Cindy, a beautiful young blonde, spends the weekend with her friend Lucy in the peaceful village of Allburg. Hillary Barrett, Lucy’s somewhat crazy grandmother, keeps a watchful eye on things. The two teenagers are intrigued by the strange collection of crosses and the numerous candles that light up the old lady’s house. But they have no intention of letting all this excessive devotion keep their youthful hormones in check. They hurry to their secret swimming pool, which is in the flooded basement of the village church. The two men dive into the deep, dark waters carelessly amidst shouts and gurgling noises. Suddenly Cindy is swallowed up in a bubbling whirlpool of foam and blood. Lucy is unable to prevent the kidnapping of her friend by an amphibious vampire, disturbed in his slumber by all that adolescent splashing. A few miles away, in the tiny village of River Junction, a priest is trying to drown a terrible secret in gallons of alcohol…

Tony Randel is one of the many talented directors who have crawled out from under Roger Corman’s wings to go their own way. He earned his spurs with special effects work on films such as Battle Beyond the Stars, Escape from New York, and Galaxy of Terror. In 1988, he gave birth to his first celluloid baby: Hellraiser II: Hellbound.
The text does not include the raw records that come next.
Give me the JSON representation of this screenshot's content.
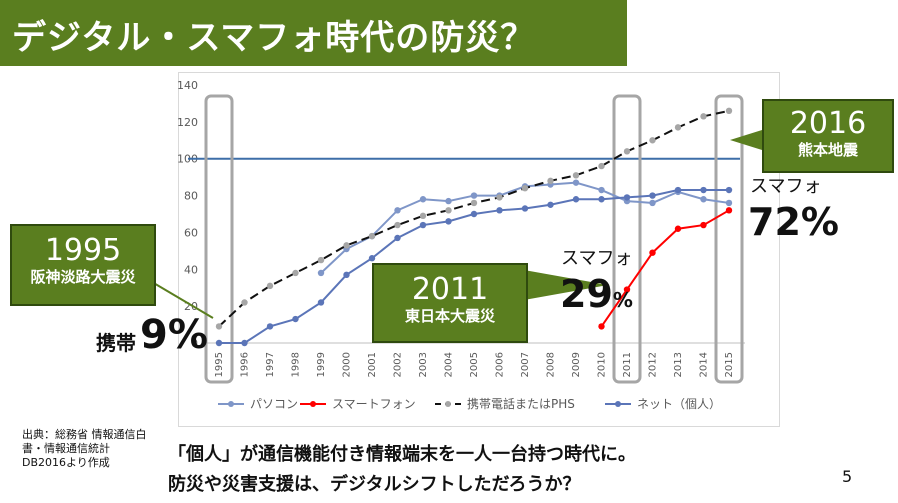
{
  "title": "デジタル・スマフォ時代の防災？",
  "chart_data": {
    "type": "line",
    "categories": [
      "1995",
      "1996",
      "1997",
      "1998",
      "1999",
      "2000",
      "2001",
      "2002",
      "2003",
      "2004",
      "2005",
      "2006",
      "2007",
      "2008",
      "2009",
      "2010",
      "2011",
      "2012",
      "2013",
      "2014",
      "2015"
    ],
    "ylim": [
      0,
      140
    ],
    "yticks": [
      0,
      20,
      40,
      60,
      80,
      100,
      120,
      140
    ],
    "grid": false,
    "legend_position": "bottom",
    "reference_line": 100,
    "series": [
      {
        "name": "パソコン",
        "color": "#7f96c8",
        "dash": "none",
        "values": [
          null,
          null,
          null,
          null,
          38,
          51,
          58,
          72,
          78,
          77,
          80,
          80,
          85,
          86,
          87,
          83,
          77,
          76,
          82,
          78,
          76
        ]
      },
      {
        "name": "スマートフォン",
        "color": "#ff0000",
        "dash": "none",
        "values": [
          null,
          null,
          null,
          null,
          null,
          null,
          null,
          null,
          null,
          null,
          null,
          null,
          null,
          null,
          null,
          9,
          29,
          49,
          62,
          64,
          72
        ]
      },
      {
        "name": "携帯電話またはPHS",
        "color": "#111111",
        "dash": "dash",
        "values": [
          9,
          22,
          31,
          38,
          45,
          53,
          58,
          64,
          69,
          72,
          76,
          79,
          84,
          88,
          91,
          96,
          104,
          110,
          117,
          123,
          126
        ]
      },
      {
        "name": "ネット（個人）",
        "color": "#5b75b8",
        "dash": "none",
        "values": [
          0,
          0,
          9,
          13,
          22,
          37,
          46,
          57,
          64,
          66,
          70,
          72,
          73,
          75,
          78,
          78,
          79,
          80,
          83,
          83,
          83
        ]
      }
    ]
  },
  "callouts": [
    {
      "year": "1995",
      "event": "阪神淡路大震災"
    },
    {
      "year": "2011",
      "event": "東日本大震災"
    },
    {
      "year": "2016",
      "event": "熊本地震"
    }
  ],
  "annotations": {
    "keitai_label": "携帯",
    "keitai_pct": "9%",
    "smaho_2011_label": "スマフォ",
    "smaho_2011_pct": "29",
    "smaho_2011_pct_sign": "%",
    "smaho_2015_label": "スマフォ",
    "smaho_2015_pct": "72%"
  },
  "source": "出典：総務省 情報通信白書・情報通信統計DB2016より作成",
  "bottom_line1": "「個人」が通信機能付き情報端末を一人一台持つ時代に。",
  "bottom_line2": "防災や災害支援は、デジタルシフトしただろうか？",
  "page_number": "5"
}
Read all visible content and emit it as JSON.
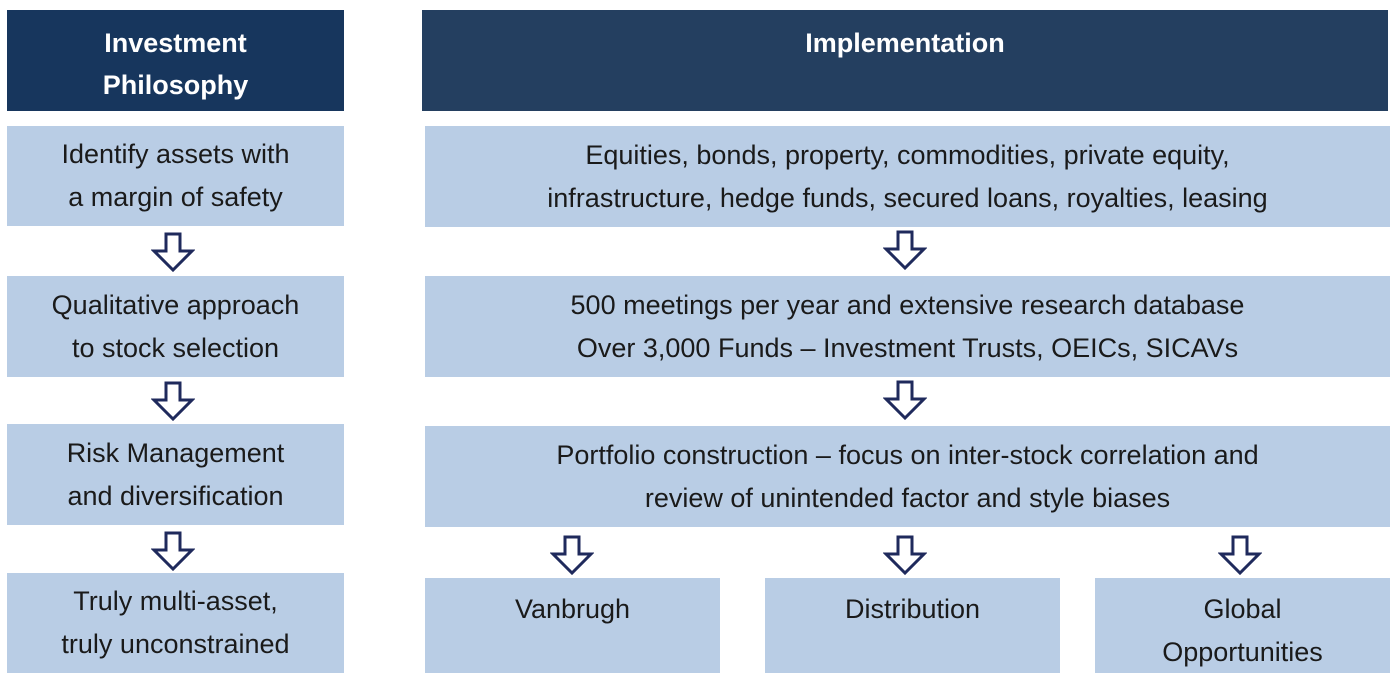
{
  "left_header": [
    "Investment",
    "Philosophy"
  ],
  "right_header": [
    "Implementation"
  ],
  "left_boxes": [
    [
      "Identify assets with",
      "a margin of safety"
    ],
    [
      "Qualitative approach",
      "to stock selection"
    ],
    [
      "Risk Management",
      "and diversification"
    ],
    [
      "Truly multi-asset,",
      "truly unconstrained"
    ]
  ],
  "right_boxes": [
    [
      "Equities, bonds, property, commodities, private equity,",
      "infrastructure, hedge funds, secured loans, royalties, leasing"
    ],
    [
      "500 meetings per year and extensive research database",
      "Over 3,000 Funds – Investment Trusts, OEICs, SICAVs"
    ],
    [
      "Portfolio construction – focus on inter-stock correlation and",
      "review of unintended factor and style biases"
    ]
  ],
  "funds": [
    [
      "Vanbrugh"
    ],
    [
      "Distribution"
    ],
    [
      "Global",
      "Opportunities"
    ]
  ]
}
This was followed by Amityville 1992 and Ticks. Children of the Night was originally intended for the video market but deserved a big screen treatment. Tony Randel provides a clever cocktail of myths and delusion, with the main ingredients being vampirism, exorcism, priests with chastity problems and freakish mutations. The special effects are provided by KNB (Army of Darkness, Darkman, Tales from the Darkside).